Picassos as "documents in economic history"
"The critical change the Impressionists initiated was the elimination of the Academy's monopoly of the ability to present fine art in a setting that critics and the public would accept as legitimate," Galenson said in his talk at the Atlanta Fed. "The conservative jury of the Salon would no longer determine whether aspiring artists could have a successful career."
Thus freed from the influence of a handful of conservative patrons, artists had latitude to innovate, which Galenson describes as "experimental" or "conceptual." (See the related Q&A article for more on this subject.)
One such innovator was Pablo Picasso, the Spaniard who pioneered not only cubism but also the business practice of selling works through individual art dealers, outside the traditional group exhibits. Picasso did this by painting portraits of important Paris art dealers, appealing to their vanity in a clever gambit to create a trade in his paintings, Galenson said.

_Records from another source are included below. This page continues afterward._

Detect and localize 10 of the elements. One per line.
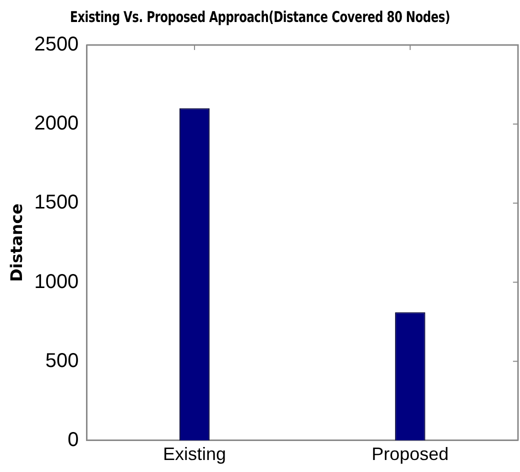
- y-axis-title: Distance: [6, 203, 26, 282]
- y-tick-label: 1000: [34, 270, 79, 293]
- x-tick-label: Existing: [163, 444, 226, 464]
- y-tick-label: 500: [45, 350, 79, 372]
- chart-title: Existing Vs. Proposed Approach(Distance Covered 80 Nodes): [69, 8, 451, 28]
- x-tick-label: Proposed: [372, 444, 449, 464]
- y-tick-label: 2000: [34, 112, 79, 135]
- y-tick-label: 0: [68, 428, 79, 451]
- y-tick-label: 1500: [34, 192, 79, 214]
- y-tick-label: 2500: [34, 34, 79, 56]
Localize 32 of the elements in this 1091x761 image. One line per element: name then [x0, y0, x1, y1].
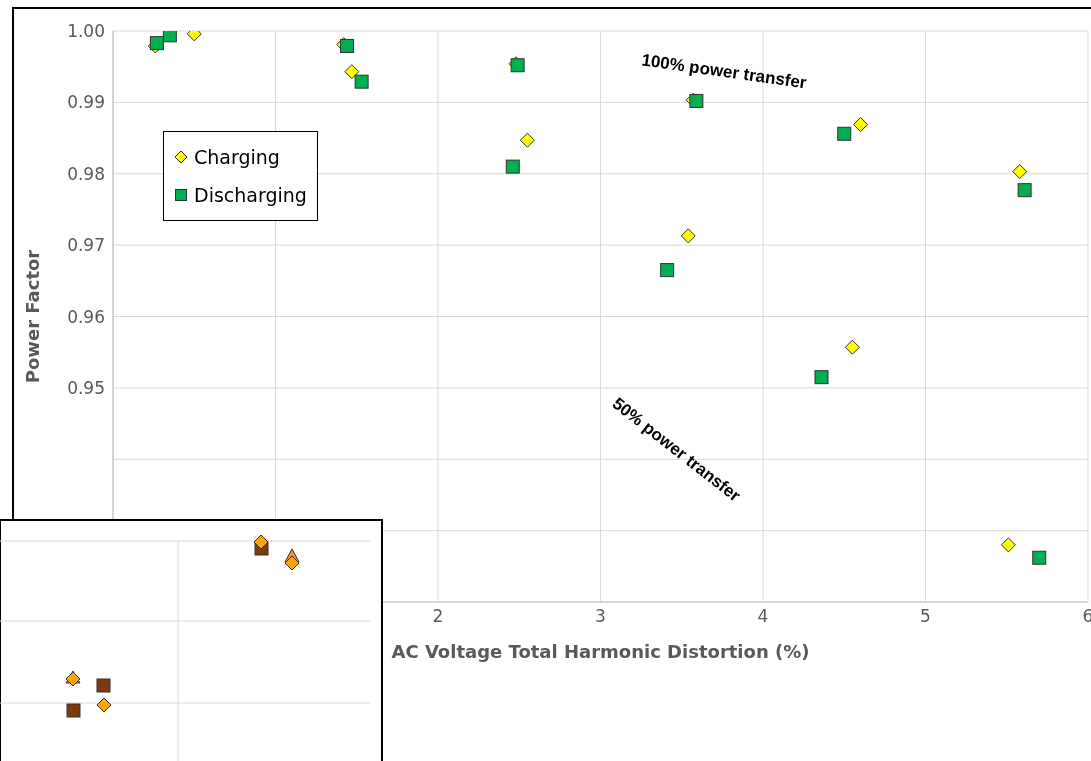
point [505, 159, 520, 174]
x-tick-label: 2 [432, 606, 444, 627]
point [1000, 537, 1016, 553]
point [1012, 164, 1028, 180]
x-axis-title: AC Voltage Total Harmonic Distortion (%) [391, 641, 810, 662]
y-axis-title: Power Factor [22, 249, 44, 384]
x-tick-label: 3 [595, 606, 606, 627]
point [660, 263, 675, 278]
x-tick-label: 4 [757, 606, 769, 627]
point [354, 74, 369, 89]
y-tick-label: 0.95 [67, 377, 105, 398]
point [853, 117, 868, 132]
point [162, 31, 177, 43]
y-tick-label: 0.96 [67, 306, 105, 327]
y-tick-label: 0.99 [67, 92, 105, 113]
point [680, 228, 696, 244]
annotation: 100% power transfer [639, 50, 809, 94]
y-tick-label: 1.00 [67, 21, 105, 42]
legend-label: Charging [194, 146, 280, 168]
x-tick-label: 5 [920, 606, 931, 627]
point [1017, 183, 1032, 198]
point [1032, 550, 1047, 565]
point [844, 339, 860, 355]
y-tick-label: 0.98 [67, 163, 105, 184]
point [689, 93, 704, 108]
point [519, 132, 535, 148]
point [340, 38, 354, 53]
point [837, 126, 852, 141]
legend-label: Discharging [194, 184, 307, 206]
point [344, 64, 360, 80]
point [814, 370, 829, 385]
y-tick-label: 0.97 [67, 235, 105, 256]
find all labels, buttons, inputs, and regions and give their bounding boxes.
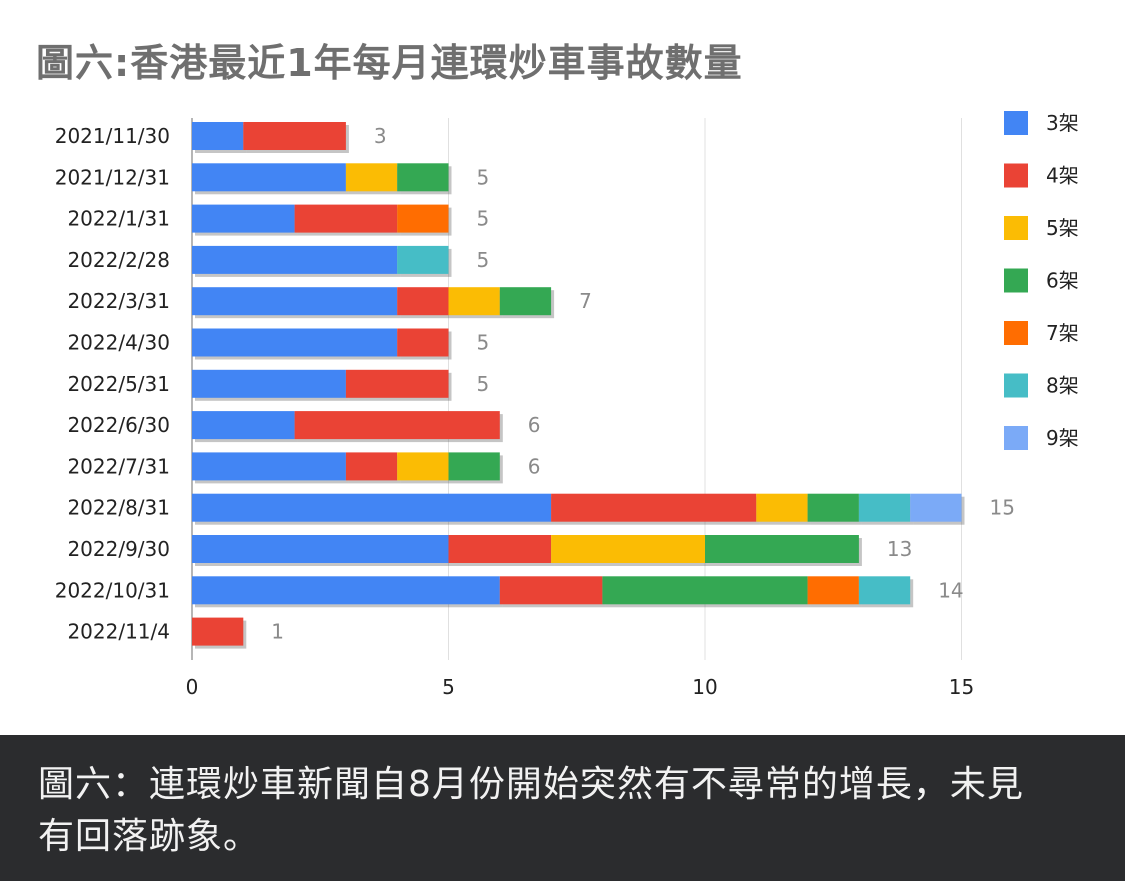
- bar-segment: [807, 576, 859, 605]
- legend-swatch: [1004, 373, 1028, 398]
- bar-total-label: 15: [990, 496, 1015, 520]
- category-label: 2021/11/30: [55, 124, 170, 148]
- category-axis: 2021/11/30 2021/12/31 2022/1/31 2022/2/28 20…: [55, 124, 170, 644]
- bar-segment: [192, 493, 552, 522]
- x-tick-label: 15: [949, 675, 974, 699]
- x-tick-label: 10: [692, 675, 717, 699]
- bar-segment: [192, 204, 295, 233]
- bar-total-label: 5: [477, 331, 490, 355]
- bar-segment: [397, 163, 449, 192]
- bar-total-label: 6: [528, 413, 541, 437]
- bar-segment: [397, 328, 449, 357]
- bar-series: [192, 122, 965, 649]
- bar-segment: [397, 245, 449, 274]
- legend-label: 3架: [1046, 111, 1079, 135]
- bar-segment: [192, 122, 244, 150]
- legend-swatch: [1004, 321, 1028, 345]
- bar-segment: [192, 535, 449, 563]
- bar-segment: [192, 411, 295, 440]
- category-label: 2022/7/31: [67, 454, 170, 478]
- legend-label: 8架: [1046, 374, 1079, 398]
- bar-total-label: 13: [887, 537, 912, 561]
- bar-total-label: 14: [938, 578, 963, 602]
- legend-label: 7架: [1046, 321, 1079, 345]
- legend-swatch: [1004, 111, 1028, 135]
- x-tick-label: 0: [186, 675, 199, 699]
- caption-bar: 圖六：連環炒車新聞自8月份開始突然有不尋常的增長，未見有回落跡象。: [0, 735, 1125, 881]
- bar-segment: [192, 617, 244, 646]
- category-label: 2022/6/30: [67, 413, 170, 437]
- bar-segment: [448, 287, 500, 316]
- category-label: 2022/9/30: [67, 537, 170, 561]
- bar-segment: [345, 163, 398, 192]
- stacked-bar-chart: 2021/11/30 2021/12/31 2022/1/31 2022/2/28 20…: [55, 111, 1079, 699]
- legend-swatch: [1004, 426, 1028, 450]
- legend-label: 9架: [1046, 426, 1079, 450]
- category-label: 2022/4/30: [67, 331, 170, 355]
- caption-text: 圖六：連環炒車新聞自8月份開始突然有不尋常的增長，未見有回落跡象。: [38, 764, 1024, 857]
- bar-segment: [705, 535, 859, 563]
- bar-total-label: 7: [579, 289, 592, 313]
- bar-segment: [192, 452, 346, 481]
- legend-label: 5架: [1046, 216, 1079, 240]
- category-label: 2022/5/31: [67, 372, 170, 396]
- bar-total-label: 5: [477, 248, 490, 272]
- bar-segment: [192, 369, 346, 398]
- legend-label: 4架: [1046, 164, 1079, 188]
- legend-swatch: [1004, 216, 1028, 240]
- bar-total-label: 1: [271, 620, 284, 644]
- bar-segment: [448, 452, 500, 481]
- legend-swatch: [1004, 268, 1028, 293]
- bar-segment: [192, 163, 346, 192]
- bar-total-label: 3: [374, 124, 387, 148]
- bar-segment: [551, 535, 705, 563]
- bar-segment: [192, 328, 398, 357]
- bar-segment: [192, 245, 398, 274]
- bar-segment: [448, 535, 552, 563]
- bar-segment: [243, 122, 346, 150]
- chart-figure: 圖六:香港最近1年每月連環炒車事故數量 2021/11/30 2021/12/31…: [36, 41, 1079, 699]
- bar-segment: [345, 452, 398, 481]
- bar-segment: [192, 287, 398, 316]
- bar-segment: [858, 493, 911, 522]
- legend: 3架 4架 5架 6架 7架 8架 9架: [1004, 111, 1079, 450]
- bar-segment: [807, 493, 859, 522]
- bar-segment: [499, 287, 552, 316]
- bar-segment: [397, 204, 449, 233]
- bar-segment: [294, 411, 500, 440]
- bar-segment: [397, 287, 449, 316]
- bar-segment: [551, 493, 757, 522]
- bar-segment: [192, 576, 500, 605]
- category-label: 2021/12/31: [55, 165, 170, 189]
- legend-label: 6架: [1046, 269, 1079, 293]
- legend-swatch: [1004, 163, 1028, 188]
- category-label: 2022/1/31: [67, 207, 170, 231]
- category-label: 2022/10/31: [55, 578, 170, 602]
- total-labels: 3 5 5 5 7 5 5 6 6 15 13 14 1: [271, 124, 1015, 644]
- bar-total-label: 5: [477, 207, 490, 231]
- value-axis: 0 5 10 15: [186, 675, 975, 699]
- bar-total-label: 5: [477, 372, 490, 396]
- chart-title: 圖六:香港最近1年每月連環炒車事故數量: [36, 41, 743, 85]
- category-label: 2022/2/28: [67, 248, 170, 272]
- bar-segment: [858, 576, 911, 605]
- bar-segment: [602, 576, 808, 605]
- bar-segment: [910, 493, 962, 522]
- bar-segment: [397, 452, 449, 481]
- category-label: 2022/3/31: [67, 289, 170, 313]
- bar-total-label: 6: [528, 454, 541, 478]
- bar-segment: [499, 576, 603, 605]
- category-label: 2022/11/4: [67, 620, 170, 644]
- x-tick-label: 5: [442, 675, 455, 699]
- bar-segment: [756, 493, 808, 522]
- bar-segment: [345, 369, 449, 398]
- bar-segment: [294, 204, 398, 233]
- bar-total-label: 5: [477, 165, 490, 189]
- category-label: 2022/8/31: [67, 496, 170, 520]
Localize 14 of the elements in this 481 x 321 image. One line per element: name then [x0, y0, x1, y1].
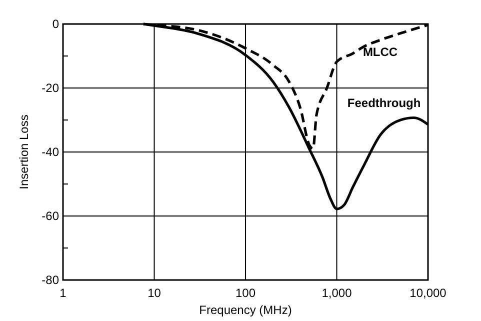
- x-axis-title: Frequency (MHz): [199, 303, 292, 317]
- y-tick-label: -60: [42, 209, 60, 224]
- x-tick-label: 1: [60, 286, 67, 300]
- series-label: MLCC: [362, 45, 398, 59]
- y-axis-title: Insertion Loss: [17, 114, 31, 190]
- x-tick-label: 1,000: [322, 286, 352, 300]
- series-label: Feedthrough: [347, 96, 421, 110]
- y-tick-label: 0: [52, 17, 60, 32]
- y-tick-label: -40: [42, 145, 60, 160]
- y-tick-label: -80: [42, 273, 60, 288]
- x-tick-label: 10,000: [410, 286, 447, 300]
- x-tick-label: 10: [148, 286, 162, 300]
- y-tick-label: -20: [42, 81, 60, 96]
- x-tick-label: 100: [235, 286, 256, 300]
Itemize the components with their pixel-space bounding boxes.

Picasso thus used his art to create a competitive market for that same art. His dozen-plus portraits of dealers, Galenson said, are really "documents in economic history, visual evidence of the birth of a new regime in the history of art markets."
The overthrow of the monopoly system gave artists freedom to innovate. With many dealers competing for artists' work, the artists were unleashed from the demands of often conservative patrons, Galenson remarked. Dealers, collectors, and artists quickly recognized that the most innovative art—which changed genres and most influenced other artists—would be the most valuable.
Of course, art historians have long discussed the different periods and genres in art. But scholars of art have never illuminated the (mostly economic) forces that brought about the major shifts in the art world, according to Galenson.